Save (iOS app) empowers users to find the best deals online and in-store. Using image recognition, Save automatically pulls up similar items and gives the user a clear picture of the tradeoffs between price and shipping time.


Common User Painpoints

In interviewing a handful of potential users, some common painpoints were identified about the shopping process: no comprehensive view of all prices and shipping times available on the market, and out of stock items in physical stores upon arrival.


Target Market Statistics

According to AdWeek, 81% of shoppers conduct online research before they make a purchase (2014). On average, 61% will read product reviews before making any purchase, and a consumer will visit 3 stores before making their purchase.

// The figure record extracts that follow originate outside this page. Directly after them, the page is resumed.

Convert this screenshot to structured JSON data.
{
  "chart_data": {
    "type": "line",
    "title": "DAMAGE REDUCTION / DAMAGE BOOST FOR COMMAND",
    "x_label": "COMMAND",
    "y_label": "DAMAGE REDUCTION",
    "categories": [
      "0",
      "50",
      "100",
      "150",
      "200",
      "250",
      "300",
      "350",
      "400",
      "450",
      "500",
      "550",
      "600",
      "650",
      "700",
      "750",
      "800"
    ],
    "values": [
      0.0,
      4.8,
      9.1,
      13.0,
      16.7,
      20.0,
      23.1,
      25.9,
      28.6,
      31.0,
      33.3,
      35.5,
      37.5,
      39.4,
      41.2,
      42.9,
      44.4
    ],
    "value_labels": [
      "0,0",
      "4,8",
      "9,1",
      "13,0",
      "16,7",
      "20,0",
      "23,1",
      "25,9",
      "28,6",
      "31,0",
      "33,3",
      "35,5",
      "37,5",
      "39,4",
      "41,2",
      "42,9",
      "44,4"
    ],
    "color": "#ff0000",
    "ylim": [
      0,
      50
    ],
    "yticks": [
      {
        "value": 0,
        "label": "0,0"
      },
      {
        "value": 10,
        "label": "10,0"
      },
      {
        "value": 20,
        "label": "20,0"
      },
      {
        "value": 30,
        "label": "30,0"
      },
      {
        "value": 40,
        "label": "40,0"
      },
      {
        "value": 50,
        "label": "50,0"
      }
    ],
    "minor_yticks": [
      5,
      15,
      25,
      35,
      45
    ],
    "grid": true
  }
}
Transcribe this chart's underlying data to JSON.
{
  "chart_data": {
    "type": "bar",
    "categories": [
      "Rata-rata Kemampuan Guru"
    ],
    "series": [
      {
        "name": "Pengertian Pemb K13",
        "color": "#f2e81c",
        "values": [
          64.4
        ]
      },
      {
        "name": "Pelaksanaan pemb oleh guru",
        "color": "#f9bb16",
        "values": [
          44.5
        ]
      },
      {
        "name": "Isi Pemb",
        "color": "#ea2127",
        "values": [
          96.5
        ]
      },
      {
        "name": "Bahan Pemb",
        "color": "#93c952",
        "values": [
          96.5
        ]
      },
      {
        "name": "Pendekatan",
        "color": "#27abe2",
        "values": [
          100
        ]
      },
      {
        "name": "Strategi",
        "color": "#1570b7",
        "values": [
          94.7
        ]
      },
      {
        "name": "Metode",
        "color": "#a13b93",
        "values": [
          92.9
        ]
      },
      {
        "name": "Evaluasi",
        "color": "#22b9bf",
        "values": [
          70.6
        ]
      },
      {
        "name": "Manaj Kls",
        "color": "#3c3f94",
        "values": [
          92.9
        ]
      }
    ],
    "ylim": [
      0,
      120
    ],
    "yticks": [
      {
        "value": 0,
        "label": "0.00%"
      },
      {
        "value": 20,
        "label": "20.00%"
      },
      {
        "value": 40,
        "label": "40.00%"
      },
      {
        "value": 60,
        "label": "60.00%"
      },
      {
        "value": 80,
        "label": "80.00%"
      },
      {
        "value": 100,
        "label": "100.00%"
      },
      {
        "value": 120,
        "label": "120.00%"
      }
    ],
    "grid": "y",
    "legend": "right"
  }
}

Think With Google also provided some interesting statistics, including that on average a consumer spends over 15 hrs researching on mobile per week. Mobile also influences purchases across channels. 93% of consumers who use mobile to research their purchase decisions go on to make a purchase. Most purchases happen in physical stores.


Personas

Given the insights above, I developed two personas: Jenn and John.

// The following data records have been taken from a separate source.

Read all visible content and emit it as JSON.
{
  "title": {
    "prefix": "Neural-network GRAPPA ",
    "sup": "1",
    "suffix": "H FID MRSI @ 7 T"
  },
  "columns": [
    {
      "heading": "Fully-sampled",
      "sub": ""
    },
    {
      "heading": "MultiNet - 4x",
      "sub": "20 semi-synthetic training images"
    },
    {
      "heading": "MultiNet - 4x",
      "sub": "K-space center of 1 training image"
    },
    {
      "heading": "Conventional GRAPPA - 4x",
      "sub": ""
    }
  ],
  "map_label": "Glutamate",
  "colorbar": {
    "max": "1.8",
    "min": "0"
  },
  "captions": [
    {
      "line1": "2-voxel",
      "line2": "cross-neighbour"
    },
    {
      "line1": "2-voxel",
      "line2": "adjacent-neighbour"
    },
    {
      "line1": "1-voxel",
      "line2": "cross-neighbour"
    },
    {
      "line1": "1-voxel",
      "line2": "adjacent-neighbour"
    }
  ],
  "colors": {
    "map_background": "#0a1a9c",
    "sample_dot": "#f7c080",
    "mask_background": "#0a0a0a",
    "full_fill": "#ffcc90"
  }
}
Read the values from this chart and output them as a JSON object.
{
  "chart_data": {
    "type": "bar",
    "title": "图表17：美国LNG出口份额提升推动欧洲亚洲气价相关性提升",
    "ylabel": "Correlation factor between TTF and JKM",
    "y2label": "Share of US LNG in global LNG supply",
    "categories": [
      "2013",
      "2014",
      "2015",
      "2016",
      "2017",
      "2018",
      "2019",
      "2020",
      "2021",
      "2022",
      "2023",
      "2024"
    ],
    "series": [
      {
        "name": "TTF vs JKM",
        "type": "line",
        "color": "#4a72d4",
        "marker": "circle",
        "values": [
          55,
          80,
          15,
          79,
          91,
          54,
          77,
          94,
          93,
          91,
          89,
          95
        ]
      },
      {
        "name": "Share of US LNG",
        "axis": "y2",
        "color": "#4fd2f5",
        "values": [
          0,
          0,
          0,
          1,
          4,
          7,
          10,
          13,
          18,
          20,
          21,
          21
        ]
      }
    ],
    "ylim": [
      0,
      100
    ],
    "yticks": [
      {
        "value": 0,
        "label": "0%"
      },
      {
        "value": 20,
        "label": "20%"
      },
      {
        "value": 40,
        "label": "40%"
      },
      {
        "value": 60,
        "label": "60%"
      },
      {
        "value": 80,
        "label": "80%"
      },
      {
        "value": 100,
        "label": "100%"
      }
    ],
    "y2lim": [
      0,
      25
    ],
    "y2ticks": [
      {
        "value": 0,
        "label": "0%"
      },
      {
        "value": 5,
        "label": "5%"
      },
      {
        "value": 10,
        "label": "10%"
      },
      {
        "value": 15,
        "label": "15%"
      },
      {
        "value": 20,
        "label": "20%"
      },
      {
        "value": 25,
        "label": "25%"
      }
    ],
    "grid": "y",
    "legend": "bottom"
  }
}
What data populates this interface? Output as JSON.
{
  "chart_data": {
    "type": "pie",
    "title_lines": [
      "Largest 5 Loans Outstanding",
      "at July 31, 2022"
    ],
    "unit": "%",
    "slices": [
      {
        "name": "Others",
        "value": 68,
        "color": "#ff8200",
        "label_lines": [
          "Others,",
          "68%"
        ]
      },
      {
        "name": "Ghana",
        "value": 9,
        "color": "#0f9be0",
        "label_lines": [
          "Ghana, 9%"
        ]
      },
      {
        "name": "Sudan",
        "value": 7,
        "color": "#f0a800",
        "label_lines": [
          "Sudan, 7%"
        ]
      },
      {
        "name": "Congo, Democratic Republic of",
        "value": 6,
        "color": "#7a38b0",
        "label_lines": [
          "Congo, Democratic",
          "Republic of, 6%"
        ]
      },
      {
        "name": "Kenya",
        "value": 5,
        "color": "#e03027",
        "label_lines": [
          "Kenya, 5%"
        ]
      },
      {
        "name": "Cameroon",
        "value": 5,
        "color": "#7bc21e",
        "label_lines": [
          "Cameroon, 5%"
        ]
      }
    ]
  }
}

Jenn: a smart, savvy consumer who wants to save money. Already actively searches for deals online and always looks up coupon codes before clicking purchase. Primary concern with purchases are of price and whether she will be able to obtain the item immediately.

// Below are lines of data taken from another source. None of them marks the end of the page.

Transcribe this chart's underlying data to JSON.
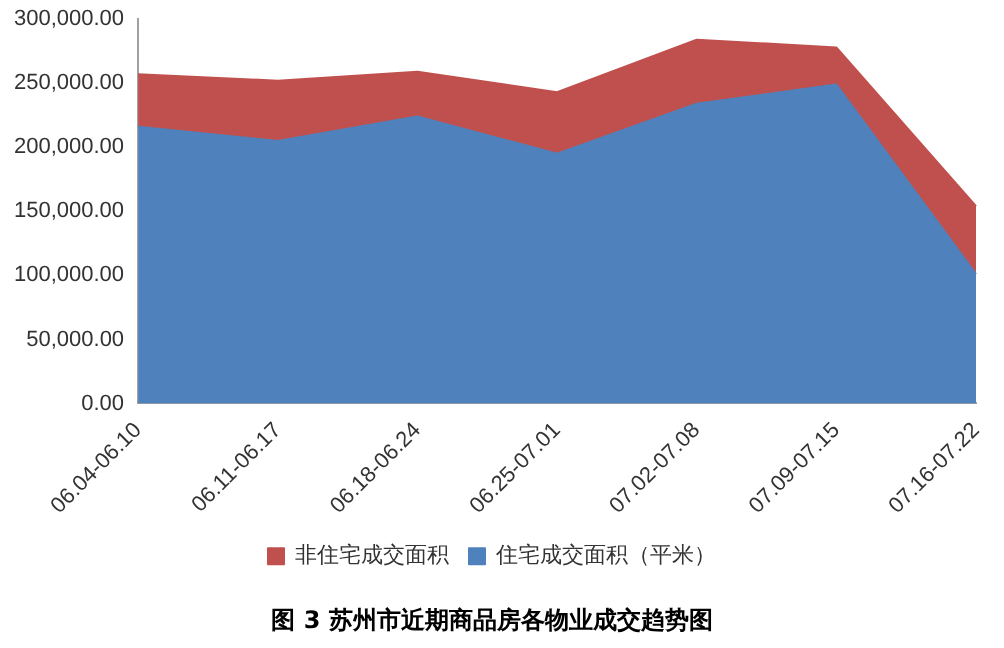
{
  "chart_data": {
    "type": "area",
    "title": "图 3 苏州市近期商品房各物业成交趋势图",
    "stacked": true,
    "categories": [
      "06.04-06.10",
      "06.11-06.17",
      "06.18-06.24",
      "06.25-07.01",
      "07.02-07.08",
      "07.09-07.15",
      "07.16-07.22"
    ],
    "series": [
      {
        "name": "住宅成交面积（平米）",
        "color": "#4f81bd",
        "values": [
          216000,
          205000,
          224000,
          195000,
          234000,
          249000,
          101000
        ]
      },
      {
        "name": "非住宅成交面积",
        "color": "#c0504d",
        "values": [
          41000,
          47000,
          35000,
          48000,
          50000,
          29000,
          53000
        ]
      }
    ],
    "ylim": [
      0,
      300000
    ],
    "yticks": [
      {
        "value": 0,
        "label": "0.00"
      },
      {
        "value": 50000,
        "label": "50,000.00"
      },
      {
        "value": 100000,
        "label": "100,000.00"
      },
      {
        "value": 150000,
        "label": "150,000.00"
      },
      {
        "value": 200000,
        "label": "200,000.00"
      },
      {
        "value": 250000,
        "label": "250,000.00"
      },
      {
        "value": 300000,
        "label": "300,000.00"
      }
    ],
    "grid": false,
    "legend": "bottom"
  }
}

John: a big ticket spender who needs something immediately for a gift. Primary concern is speed of which he will be able to obtain an item, rather than price.


Process

I initially sketched out all the major interactions in the Save app on paper, and walked users through the primary flows of app to better understand how I could organize the UIs.These flows included onboarding, signup/login, scanning items, and price comparison.



The final design

Below, I've annotated a couple of key screens and also included a hierarchy map of all screens in this app. These screens have been adjusted quite a few times via user testing (in person and on usertesting.com) feedback.



Closing thoughts

What I would have done differently: as this is a project I did a while back, I would've strengthened the branding of my app concept a bit more. In addition, I would like to adjust and user test the filter concepts more thoroughly in the future. I'd also be interested in user testing in a real physical environment (ex. watching someone interact with the app in-store.)